CSOs ensure that the organization’s long-term strategic direction integrates consumer and patient trust as a central driver of growth, market differentiation, and sustainability. They must continuously stress-test whether strategic priorities and investments align with the lived experiences of consumers and patients, ensuring that brand promises inform, rather than follow, strategic planning.

Explicitly integrate experience and trust measures into enterprise strategy maps and growth plans. Build business cases that link experience to loyalty, referrals, and market share. Monitor competitive positioning to ensure that brand promise and actual experience provide a clear advantage.

Chief Technology Officers—Build digital trust into experience; design reliable digital interactions

From digital front doors to EMR usability and AI-enabled tools, technology must make healthcare more accessible, personalized, and reliable. CTOs are responsible for ensuring that technology enables, rather than hinders, seamless consumer and patient experiences. CTOs should partner closely with operations and experience teams to map digital tools to patient flow capabilities. The digital front door, for example, may simplify access but falls flat if appointment availability is challenging to consumers and patients. CTOs must also safeguard consumer and patient trust by ensuring that every digital tool is built on a foundation of strong data privacy and cybersecurity protections. Protecting sensitive information is not just a compliance requirement, but a core element of delivering reliable, trustworthy experiences.

Ensure digital innovations reliably align with real-world capacity and workflows. Align digital tools with brand promises (e.g., accessibility, convenience). Regularly audit technologies to ensure they reflect and reinforce frictionless consumer and patient experiences, as well as the latest in data security.

Chief Safety, Clinical, and Quality Officers—Protect trust through safe and reliable experiences; link trust and experience to quality outcomes

CSOs and CQOs anchor trust by ensuring that clinical care experiences are consistently safe and continuously improving. They must link quality outcomes with patient perceptions of safety, reliability, and respect. Trust is eroded by variability in care experiences and opacity in safety performance; conversely, it grows when patients see an organization’s transparent commitment to high-quality care and accountability.

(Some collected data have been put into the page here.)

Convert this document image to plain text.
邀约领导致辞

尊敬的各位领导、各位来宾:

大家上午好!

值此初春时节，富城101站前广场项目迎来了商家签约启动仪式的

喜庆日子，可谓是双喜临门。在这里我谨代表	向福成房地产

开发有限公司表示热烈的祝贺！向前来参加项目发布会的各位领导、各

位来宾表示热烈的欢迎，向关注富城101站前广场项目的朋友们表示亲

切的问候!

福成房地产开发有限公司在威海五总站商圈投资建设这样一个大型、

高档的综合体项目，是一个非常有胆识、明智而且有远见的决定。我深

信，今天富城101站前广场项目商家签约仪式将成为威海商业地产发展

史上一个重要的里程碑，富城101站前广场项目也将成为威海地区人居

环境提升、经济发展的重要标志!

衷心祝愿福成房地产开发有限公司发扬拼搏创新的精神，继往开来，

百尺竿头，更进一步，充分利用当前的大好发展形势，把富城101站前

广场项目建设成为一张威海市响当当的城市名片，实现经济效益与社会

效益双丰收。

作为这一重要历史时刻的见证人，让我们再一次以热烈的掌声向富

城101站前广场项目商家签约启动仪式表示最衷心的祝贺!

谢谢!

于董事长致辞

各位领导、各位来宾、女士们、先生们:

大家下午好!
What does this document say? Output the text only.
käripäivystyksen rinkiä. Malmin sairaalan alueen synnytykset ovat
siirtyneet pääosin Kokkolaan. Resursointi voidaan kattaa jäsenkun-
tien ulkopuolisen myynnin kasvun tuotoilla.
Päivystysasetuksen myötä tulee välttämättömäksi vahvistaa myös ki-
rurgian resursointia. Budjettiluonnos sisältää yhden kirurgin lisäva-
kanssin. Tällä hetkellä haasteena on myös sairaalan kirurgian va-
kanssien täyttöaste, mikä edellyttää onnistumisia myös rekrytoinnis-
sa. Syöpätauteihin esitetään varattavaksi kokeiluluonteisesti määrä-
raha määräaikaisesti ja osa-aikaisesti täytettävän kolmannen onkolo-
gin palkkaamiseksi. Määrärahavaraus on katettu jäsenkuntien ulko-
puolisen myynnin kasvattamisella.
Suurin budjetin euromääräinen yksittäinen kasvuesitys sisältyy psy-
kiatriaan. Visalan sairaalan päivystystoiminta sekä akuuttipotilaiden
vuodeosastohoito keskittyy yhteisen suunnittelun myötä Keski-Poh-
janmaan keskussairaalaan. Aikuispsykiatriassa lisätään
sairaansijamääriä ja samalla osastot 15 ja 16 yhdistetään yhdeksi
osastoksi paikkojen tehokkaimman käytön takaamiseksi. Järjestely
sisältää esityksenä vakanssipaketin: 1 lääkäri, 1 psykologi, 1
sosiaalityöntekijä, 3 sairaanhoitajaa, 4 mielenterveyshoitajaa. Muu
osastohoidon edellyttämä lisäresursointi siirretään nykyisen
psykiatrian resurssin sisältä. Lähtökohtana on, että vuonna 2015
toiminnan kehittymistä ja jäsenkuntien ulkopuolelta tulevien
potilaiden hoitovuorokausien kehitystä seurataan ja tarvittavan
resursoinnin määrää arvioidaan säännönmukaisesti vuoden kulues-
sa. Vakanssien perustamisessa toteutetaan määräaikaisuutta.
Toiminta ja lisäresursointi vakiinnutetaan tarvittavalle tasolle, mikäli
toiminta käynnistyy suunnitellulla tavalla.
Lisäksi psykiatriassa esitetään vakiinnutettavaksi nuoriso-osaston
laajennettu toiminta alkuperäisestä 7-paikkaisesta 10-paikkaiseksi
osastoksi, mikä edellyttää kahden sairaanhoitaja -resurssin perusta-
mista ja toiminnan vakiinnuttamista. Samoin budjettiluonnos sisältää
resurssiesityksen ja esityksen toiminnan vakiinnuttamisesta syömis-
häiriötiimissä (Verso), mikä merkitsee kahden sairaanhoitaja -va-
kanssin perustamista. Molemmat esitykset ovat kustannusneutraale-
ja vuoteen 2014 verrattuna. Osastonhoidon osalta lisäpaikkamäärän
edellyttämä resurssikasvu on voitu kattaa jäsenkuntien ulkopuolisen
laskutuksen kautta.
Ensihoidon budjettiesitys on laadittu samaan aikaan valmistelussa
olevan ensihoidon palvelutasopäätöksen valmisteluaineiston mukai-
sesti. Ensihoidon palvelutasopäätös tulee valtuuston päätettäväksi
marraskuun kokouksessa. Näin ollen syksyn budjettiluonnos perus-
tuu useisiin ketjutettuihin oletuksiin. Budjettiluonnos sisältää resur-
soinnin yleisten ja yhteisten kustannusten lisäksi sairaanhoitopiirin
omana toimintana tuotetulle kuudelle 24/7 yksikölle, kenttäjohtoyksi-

Pair safety and quality metrics with trust metrics to demonstrate how reliable care underpins confidence. Transparently report progress on quality improvements and patient safety initiatives. Embed trust measures into root-cause analyses and improvement plans, ensuring that both outcomes and perceptions are addressed.

Leading the organization forward: A shared vision in action

Building and sustaining brand-experience alignment requires executive teams to align around a shared vision and roadmap, including:

Unified narrative

Frame brand-experience alignment as a shared mission, not a functional initiative solely under the purview of a patient experience department. Everyone—from front-line staff to executive teams—needs clarity on why the alignment matters.

Data transparency

Share insights on experience and trust performance regularly. Use dashboards to show brand and experience gaps. Celebrate improvements.

Empowered workforce

Ensure that the entire organization knows that experience is everyone’s responsibility. Recognize and reward staff who consistently deliver reliable, empathetic experiences.

Cross-functional collaboration and accountability

Break down silos. Leadership across the organization must jointly own experience deliverables and metrics.

Accountability and governance

Incorporate brand-experience alignment goals into leadership KPIs. Track progress through board-level reporting and executive performance reviews. Cascade metrics down through the organization.

Consistency is key

The expectations set by hospitals and health systems in the market are their experience commitment, and the experiences they deliver are the expression of their brand promise. In an era of increasing choice, consistency between marketing and experience is a strategic imperative, and how reliability is the connection.